Class UserRoleMapper.DistinguishedNamePredicate

java.lang.Object
org.elasticsearch.xpack.core.security.authc.support.UserRoleMapper.DistinguishedNamePredicate
All Implemented Interfaces:
Predicate<FieldExpression.FieldValue>
Enclosing interface:
UserRoleMapper

public static class UserRoleMapper.DistinguishedNamePredicate extends Object implements Predicate<FieldExpression.FieldValue>
A specialised predicate for fields that might be a DistinguishedName (e.g "dn" or "groups").

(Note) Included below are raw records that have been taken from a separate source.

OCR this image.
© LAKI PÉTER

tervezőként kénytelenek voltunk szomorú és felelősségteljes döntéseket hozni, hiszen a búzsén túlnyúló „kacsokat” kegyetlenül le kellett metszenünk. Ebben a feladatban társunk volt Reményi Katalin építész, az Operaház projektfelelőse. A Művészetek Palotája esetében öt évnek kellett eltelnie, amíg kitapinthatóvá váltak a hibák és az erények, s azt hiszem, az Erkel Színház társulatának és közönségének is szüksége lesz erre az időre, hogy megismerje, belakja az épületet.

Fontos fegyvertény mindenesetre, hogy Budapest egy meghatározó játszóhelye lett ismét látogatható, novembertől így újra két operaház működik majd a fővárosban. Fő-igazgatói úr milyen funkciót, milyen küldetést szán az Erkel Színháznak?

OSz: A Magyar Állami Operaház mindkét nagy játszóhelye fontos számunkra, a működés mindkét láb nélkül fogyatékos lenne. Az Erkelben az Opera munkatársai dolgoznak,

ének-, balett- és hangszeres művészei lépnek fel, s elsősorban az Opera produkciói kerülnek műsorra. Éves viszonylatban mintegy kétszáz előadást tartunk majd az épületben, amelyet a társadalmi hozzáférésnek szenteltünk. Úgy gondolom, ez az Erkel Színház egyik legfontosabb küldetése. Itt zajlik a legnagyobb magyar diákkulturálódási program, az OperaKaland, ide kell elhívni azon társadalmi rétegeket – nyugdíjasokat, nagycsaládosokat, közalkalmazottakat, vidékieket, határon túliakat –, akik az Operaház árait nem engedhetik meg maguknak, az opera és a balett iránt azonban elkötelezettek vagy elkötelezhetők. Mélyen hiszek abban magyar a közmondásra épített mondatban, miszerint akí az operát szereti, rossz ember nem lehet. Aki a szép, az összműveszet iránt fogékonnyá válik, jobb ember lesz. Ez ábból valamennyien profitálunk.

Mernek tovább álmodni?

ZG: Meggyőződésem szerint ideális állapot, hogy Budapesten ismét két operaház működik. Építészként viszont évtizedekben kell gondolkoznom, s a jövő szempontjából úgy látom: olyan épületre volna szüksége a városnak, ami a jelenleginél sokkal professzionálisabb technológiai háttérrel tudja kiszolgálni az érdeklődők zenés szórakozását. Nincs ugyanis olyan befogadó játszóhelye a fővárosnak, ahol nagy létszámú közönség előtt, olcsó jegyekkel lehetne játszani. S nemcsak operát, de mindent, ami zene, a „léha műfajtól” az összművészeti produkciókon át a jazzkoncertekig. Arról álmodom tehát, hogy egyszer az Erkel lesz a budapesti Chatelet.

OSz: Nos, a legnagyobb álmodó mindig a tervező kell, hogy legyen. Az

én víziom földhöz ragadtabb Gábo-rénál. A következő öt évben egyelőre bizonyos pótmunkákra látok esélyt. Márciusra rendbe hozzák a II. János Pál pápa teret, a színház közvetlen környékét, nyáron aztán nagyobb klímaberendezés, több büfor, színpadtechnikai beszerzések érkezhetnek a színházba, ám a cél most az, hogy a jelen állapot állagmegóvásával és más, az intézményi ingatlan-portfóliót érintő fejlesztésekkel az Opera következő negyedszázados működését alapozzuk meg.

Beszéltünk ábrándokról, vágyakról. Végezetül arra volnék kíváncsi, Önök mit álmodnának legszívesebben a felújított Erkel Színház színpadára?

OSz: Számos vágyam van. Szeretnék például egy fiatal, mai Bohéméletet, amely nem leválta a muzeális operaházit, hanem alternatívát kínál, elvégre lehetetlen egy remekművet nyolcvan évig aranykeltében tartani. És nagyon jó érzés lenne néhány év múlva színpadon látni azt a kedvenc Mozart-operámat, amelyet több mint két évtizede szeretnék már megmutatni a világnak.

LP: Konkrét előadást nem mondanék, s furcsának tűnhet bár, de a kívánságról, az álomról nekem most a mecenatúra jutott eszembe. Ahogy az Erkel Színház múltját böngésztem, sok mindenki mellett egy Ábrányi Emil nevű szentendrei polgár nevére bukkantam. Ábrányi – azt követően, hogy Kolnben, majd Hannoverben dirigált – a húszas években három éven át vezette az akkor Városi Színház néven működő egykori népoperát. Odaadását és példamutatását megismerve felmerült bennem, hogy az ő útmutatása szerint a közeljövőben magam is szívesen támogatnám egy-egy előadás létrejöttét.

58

The X500 specs define how to compare DistinguishedNames (but we mostly rely on DN.equals(Object)), which means "CN=me,DC=example,DC=com" should be equal to "cn=me, dc=Example, dc=COM" (and other variations). The FieldExpression class doesn't know about special rules for special data types, but the ExpressionModel class can take a custom Predicate that tests whether the data in the model matches the value in the expression. The string constructor parameter may or may not actually parse as a DN - the "dn" field should always be a DN, however groups will be a DN if they're from an LDAP/AD realm, but often won't be for a SAML realm. Because the FieldExpression.FieldValue might be a pattern (automaton), we sometimes need to do more complex matching than just comparing a DN for equality.